The authors found that although the mean scores of the different tests were similar and strongly correlated, indicating that they measure a similar underlying construct (general intelligence), children’s individual scores varied considerably between tests. This variation was attributed to unexplained errors and the interaction between the individual and the testing situation rather than to systematic differences between the tests themselves.
Test Reliability:
The study suggests that the reliability of a single intelligence test is limited, with a considerable margin of error. However, reliability increases significantly when two or more tests are combined.
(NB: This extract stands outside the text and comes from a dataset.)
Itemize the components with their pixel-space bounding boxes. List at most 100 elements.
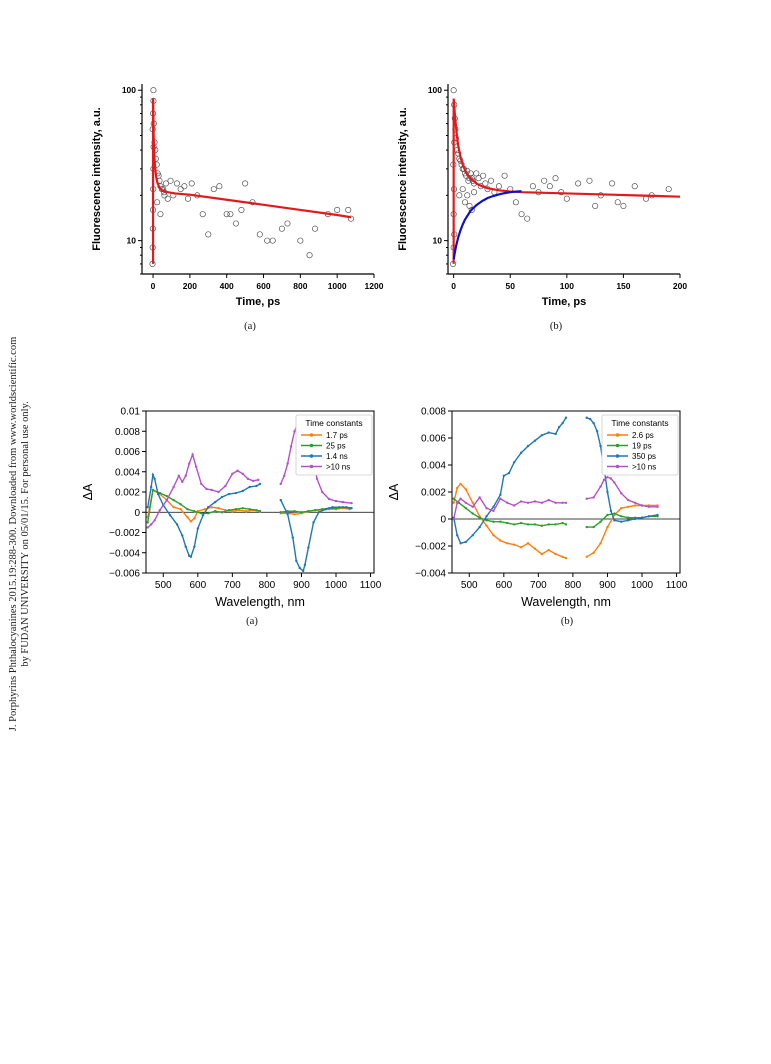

Therefore, the study highlights the importance of using multiple tests for a more accurate and reliable assessment of intelligence, especially in high-stakes situations such as important education or career decisions.
In summary, the study does not claim that individual tests are completely reliable, but emphasizes that combining different tests can increase the reliability of intelligence assessment. The research also highlights the need for caution in interpreting individual test results, due to individual variability in scores.
Hagmann-von Arx, P., Lemola, S., & Grob, A. (2016). Does IQ = IQ? Comparability of intelligence test scores in typically developing children. Assessment, 23(6), 688-700.